Stung Treng provincial police arrested the 37-year-old fisherman after his wife filed a complaint alleging he had raped her daughter during five separate fishing trips, deputy provincial police chief Horm Buntel said.

The suspect confessed and was set to be questioned at the provincial court today, he added.

In another case, a 33-year-old fisherman was arrested in Phnom Penh’s Chroy Changva district on Monday after police received a complaint from the suspect’s sister-in-law, said Koh Dach commune police chief Tep Vanndina.

He said the victim’s mother alleged the suspect had raped her daughter—his niece—multiple times since June.

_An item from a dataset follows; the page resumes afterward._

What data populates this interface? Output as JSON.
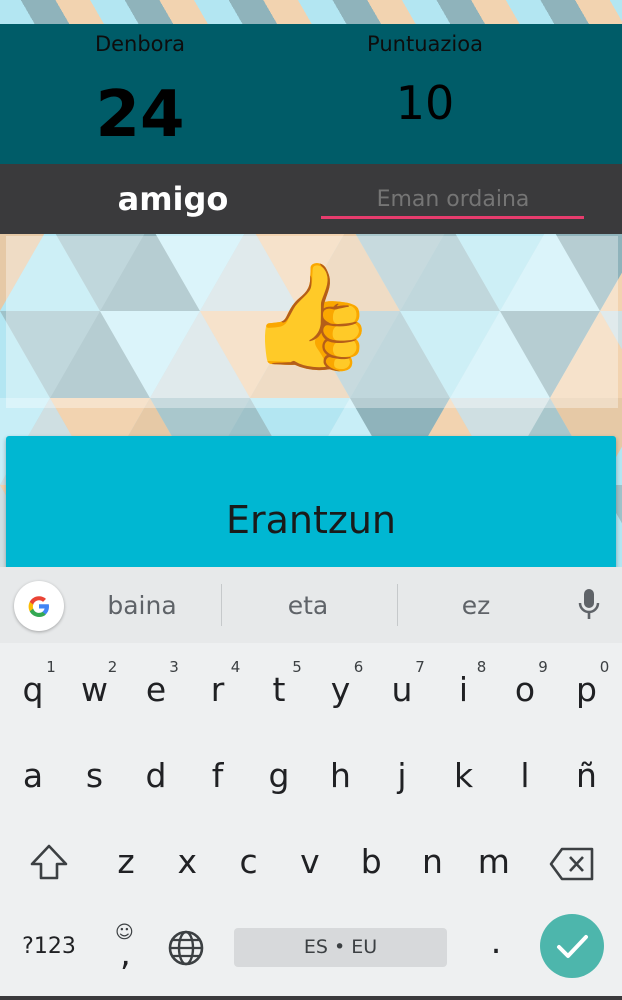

The suspect confessed during questioning and would be sent to the municipal court today, said deputy district police chief Ek Sreyvuth.

While the wheels of justice appeared to be moving in those two cases, studies have shown that only a small proportion of parents report sexual abuse to authorities, with many more choosing to conceal the assault rather than risk their children being further victimized by bullying and social stigma.

“The domestic violence law adopted in 2005 states that anyone must report this to local authorities or the courts, and that domestic violence is not acceptable. But in practice there are a lot of cases that are unreported,” said Ros Sopheap, executive director of Gender and Development Cambodia, a gender equality NGO.

In 2013, a report by Unicef found 4.4 percent of women and 5.6 percent of men aged 18 to 24 in Cambodia had experienced sexual abuse before the age of 18, and that many had been abused on multiple occasions during childhood.

Economic dependence on men is also an issue for women whose children are victims of sexual assault, Ms. Sopheap added, often detering mothers from reporting an abusive partner out of fear they would be forced to remove their child from school.

There is also a deep lack of faith in the justice system, as revealed in a study conducted by the World Health Organization in November last year. Of more than 3,000 women surveyed, only 6.5 percent of those who reported being a victim of domestic abuse had turned to police.

Rodrigo Montero, gender adviser for the German development agency GIZ, said a range of factors often led families to keep quiet.

“The majority of women and children who suffer sexual violence do not report the abuses because of fear to suffer from social stigma and further retaliation from their perpetrators, their lack of trust in authorities and sometimes their inability to recognize these acts as serious crimes,” he said.